Inaugural Progress in English Studies Conference
The inaugural one-day Progress in English Studies Conference for lower sixth school students was held at Fitzwilliam on 14 March.
Twenty-one year 12 (lower sixth) students from maintained schools from across the country, and their teachers, attended the event.
Dr Paul Chirico, Senior Tutor, said: ‘Fitzwilliam has a history of pioneering access initiatives, and this event was designed to help students and their teachers from maintained-sector schools find out more about studying English at Cambridge and, in particular, at Fitzwilliam College. It also offered delegates considering reading English at degree level a sense of what it might be like to attend university lectures and supervisions.’
Admissions Tutor Dr Sara Owen welcomed the students to the College and gave an overview of the Cambridge admissions process, and then three Fitzwilliam English Fellows gave mini-lectures on topics showcasing some of the more recent, exciting developments in their research fields and in the teaching of English at Cambridge.
Dr Kasia Boddy, Director of Studies in English, specialises in Modern American fiction and cultural history and spoke on ‘Poetry and Painting: Interconnections’. Dr Hero Chalmers, Director of Studies and undergraduate tutor with a special interest in seventeenth-century literature, politics and women's writing spoke on: ‘Shakespeare’s Things: Renaissance Literature and Material Culture’. Dr Paul Chirico, Senior Tutor, whose area of expertise is literature of the eighteenth century and Romantic periods asked ‘Did Romanticism Happen?’.
Dr Chirico said: ‘Studying English at Cambridge is challenging. The mini-lecture part of the programme was designed to provide a stimulus to students wanting to extend their thinking beyond the core elements of their A-Level syllabus.’
Schools Liaison Officer Aemilia McDonnell said: ‘At the heart of the Cambridge way of teaching are small-group discussions - called supervisions. Our year 12 visitors also experienced this aspect of the Cambridge teaching and learning environment by taking part in small-group discussions centred on practical criticism with current Fitzwilliam English undergraduate students.’
While students were involved in discussions, teachers had an opportunity to ask further questions of the Senior Tutor and English Fellows.
Giving feedback, one teacher said: ‘The lectures were the part of the day that I most enjoyed - Fitzwilliam really stood out as being a friendly, egalitarian college.’
Fitz Fellow Dr Chalmers said: ‘It was such a pleasure to spend a day with the students and teachers who attended the conference.

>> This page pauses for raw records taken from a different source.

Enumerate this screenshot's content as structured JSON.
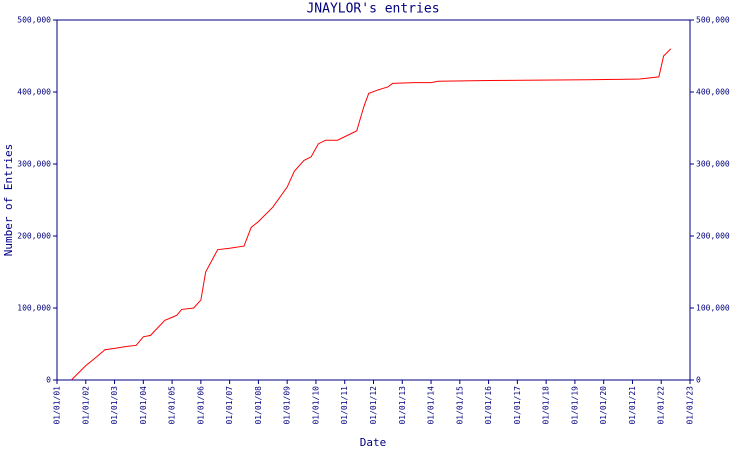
{
  "chart_data": {
    "type": "line",
    "title": "JNAYLOR's entries",
    "x_label": "Date",
    "y_label": "Number of Entries",
    "color": "#ff0000",
    "x": [
      "2001-07",
      "2002-01",
      "2002-04",
      "2002-09",
      "2003-01",
      "2003-07",
      "2003-10",
      "2004-01",
      "2004-04",
      "2004-10",
      "2005-01",
      "2005-03",
      "2005-05",
      "2005-10",
      "2006-01",
      "2006-03",
      "2006-08",
      "2007-01",
      "2007-07",
      "2007-10",
      "2008-01",
      "2008-07",
      "2009-01",
      "2009-04",
      "2009-08",
      "2009-11",
      "2010-02",
      "2010-05",
      "2010-10",
      "2011-06",
      "2011-09",
      "2011-11",
      "2012-03",
      "2012-07",
      "2012-09",
      "2013-06",
      "2014-01",
      "2014-04",
      "2016-01",
      "2019-06",
      "2021-04",
      "2021-12",
      "2022-02",
      "2022-05"
    ],
    "values": [
      0,
      20000,
      28000,
      42000,
      44000,
      47000,
      48000,
      60000,
      62000,
      83000,
      87000,
      90000,
      98000,
      100000,
      111000,
      150000,
      181000,
      183000,
      186000,
      212000,
      220000,
      240000,
      268000,
      290000,
      305000,
      310000,
      328000,
      333000,
      333000,
      346000,
      380000,
      398000,
      403000,
      407000,
      412000,
      413000,
      413000,
      415000,
      416000,
      417000,
      418000,
      421000,
      450000,
      460000
    ],
    "xlim": [
      "2001-01",
      "2023-01"
    ],
    "xticks": [
      {
        "value": "2001-01",
        "label": "01/01/01"
      },
      {
        "value": "2002-01",
        "label": "01/01/02"
      },
      {
        "value": "2003-01",
        "label": "01/01/03"
      },
      {
        "value": "2004-01",
        "label": "01/01/04"
      },
      {
        "value": "2005-01",
        "label": "01/01/05"
      },
      {
        "value": "2006-01",
        "label": "01/01/06"
      },
      {
        "value": "2007-01",
        "label": "01/01/07"
      },
      {
        "value": "2008-01",
        "label": "01/01/08"
      },
      {
        "value": "2009-01",
        "label": "01/01/09"
      },
      {
        "value": "2010-01",
        "label": "01/01/10"
      },
      {
        "value": "2011-01",
        "label": "01/01/11"
      },
      {
        "value": "2012-01",
        "label": "01/01/12"
      },
      {
        "value": "2013-01",
        "label": "01/01/13"
      },
      {
        "value": "2014-01",
        "label": "01/01/14"
      },
      {
        "value": "2015-01",
        "label": "01/01/15"
      },
      {
        "value": "2016-01",
        "label": "01/01/16"
      },
      {
        "value": "2017-01",
        "label": "01/01/17"
      },
      {
        "value": "2018-01",
        "label": "01/01/18"
      },
      {
        "value": "2019-01",
        "label": "01/01/19"
      },
      {
        "value": "2020-01",
        "label": "01/01/20"
      },
      {
        "value": "2021-01",
        "label": "01/01/21"
      },
      {
        "value": "2022-01",
        "label": "01/01/22"
      },
      {
        "value": "2023-01",
        "label": "01/01/23"
      }
    ],
    "ylim": [
      0,
      500000
    ],
    "yticks": [
      0,
      {
        "value": 100000,
        "label": "100,000"
      },
      {
        "value": 200000,
        "label": "200,000"
      },
      {
        "value": 300000,
        "label": "300,000"
      },
      {
        "value": 400000,
        "label": "400,000"
      },
      {
        "value": 500000,
        "label": "500,000"
      }
    ]
  }
}
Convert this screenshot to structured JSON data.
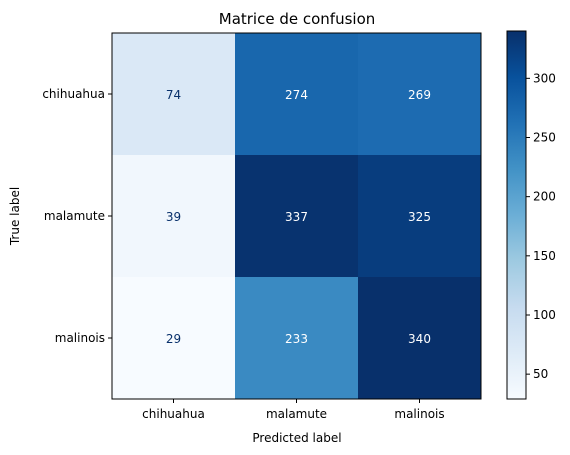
{
  "chart_data": {
    "type": "heatmap",
    "title": "Matrice de confusion",
    "xlabel": "Predicted label",
    "ylabel": "True label",
    "x_categories": [
      "chihuahua",
      "malamute",
      "malinois"
    ],
    "y_categories": [
      "chihuahua",
      "malamute",
      "malinois"
    ],
    "values": [
      [
        74,
        274,
        269
      ],
      [
        39,
        337,
        325
      ],
      [
        29,
        233,
        340
      ]
    ],
    "colormap": "Blues",
    "colorbar": {
      "ticks": [
        50,
        100,
        150,
        200,
        250,
        300
      ],
      "range": [
        29,
        340
      ]
    },
    "text_colors": {
      "light_cell": "#08306b",
      "dark_cell": "#ffffff"
    }
  }
}
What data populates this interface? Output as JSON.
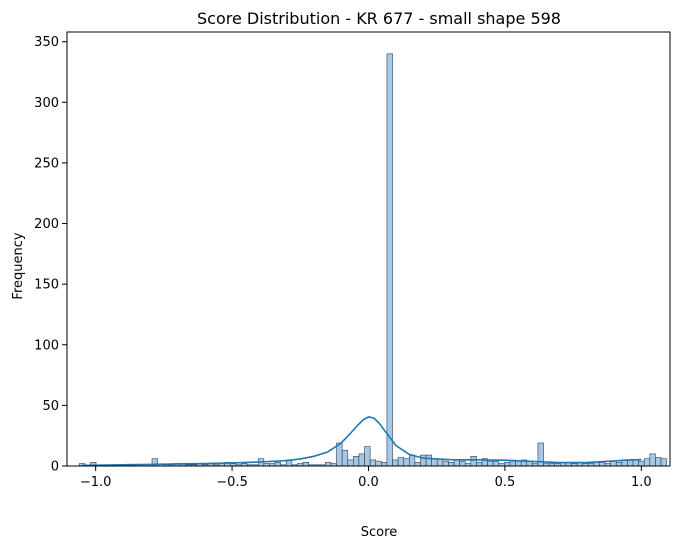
{
  "chart_data": {
    "type": "bar",
    "title": "Score Distribution - KR 677 - small shape 598",
    "xlabel": "Score",
    "ylabel": "Frequency",
    "xlim": [
      -1.105,
      1.105
    ],
    "ylim": [
      0,
      358
    ],
    "x_ticks": [
      -1.0,
      -0.5,
      0.0,
      0.5,
      1.0
    ],
    "x_tick_labels": [
      "−1.0",
      "−0.5",
      "0.0",
      "0.5",
      "1.0"
    ],
    "y_ticks": [
      0,
      50,
      100,
      150,
      200,
      250,
      300,
      350
    ],
    "y_tick_labels": [
      "0",
      "50",
      "100",
      "150",
      "200",
      "250",
      "300",
      "350"
    ],
    "grid": false,
    "bin_start": -1.06,
    "bin_width": 0.0205,
    "bin_counts": [
      2,
      1,
      3,
      1,
      0,
      0,
      0,
      1,
      1,
      1,
      0,
      0,
      0,
      6,
      0,
      1,
      1,
      2,
      2,
      1,
      1,
      2,
      1,
      2,
      1,
      2,
      3,
      2,
      1,
      2,
      1,
      1,
      6,
      2,
      2,
      3,
      1,
      5,
      1,
      2,
      3,
      1,
      1,
      1,
      3,
      2,
      19,
      13,
      5,
      8,
      10,
      16,
      5,
      4,
      3,
      340,
      5,
      7,
      6,
      9,
      3,
      9,
      9,
      6,
      6,
      4,
      3,
      5,
      4,
      2,
      8,
      3,
      6,
      4,
      4,
      2,
      3,
      4,
      4,
      5,
      4,
      2,
      19,
      2,
      2,
      2,
      3,
      3,
      2,
      3,
      2,
      2,
      3,
      3,
      2,
      4,
      3,
      5,
      5,
      5,
      4,
      6,
      10,
      7,
      6
    ],
    "kde": {
      "x": [
        -1.05,
        -0.9,
        -0.8,
        -0.7,
        -0.6,
        -0.5,
        -0.4,
        -0.3,
        -0.25,
        -0.2,
        -0.15,
        -0.1,
        -0.07,
        -0.04,
        -0.02,
        0.0,
        0.02,
        0.04,
        0.07,
        0.1,
        0.15,
        0.2,
        0.3,
        0.4,
        0.5,
        0.6,
        0.7,
        0.8,
        0.9,
        0.95,
        1.0
      ],
      "y": [
        0.5,
        1.0,
        1.3,
        1.7,
        2.0,
        2.5,
        3.3,
        4.5,
        5.8,
        8.0,
        11.5,
        19.0,
        26.0,
        33.5,
        38.0,
        40.5,
        39.5,
        35.0,
        26.0,
        17.0,
        9.5,
        6.5,
        5.2,
        5.0,
        4.8,
        3.8,
        2.8,
        2.8,
        4.2,
        5.0,
        5.3
      ]
    },
    "colors": {
      "bar_fill": "#a6c8e4",
      "bar_edge": "#2c3e50",
      "kde_line": "#1f77b4",
      "axis": "#000000"
    }
  }
}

We were all enormously impressed by the level of engagement shown by the visiting students, especially in their questions after the mini-lectures and in their contributions to discussing an unseen poem with some of our own English students in small groups. Our students commented on how willing the participants were to take part in discussion and on the insightful nature of their contributions. We look forward to our hosting a similar event next year.’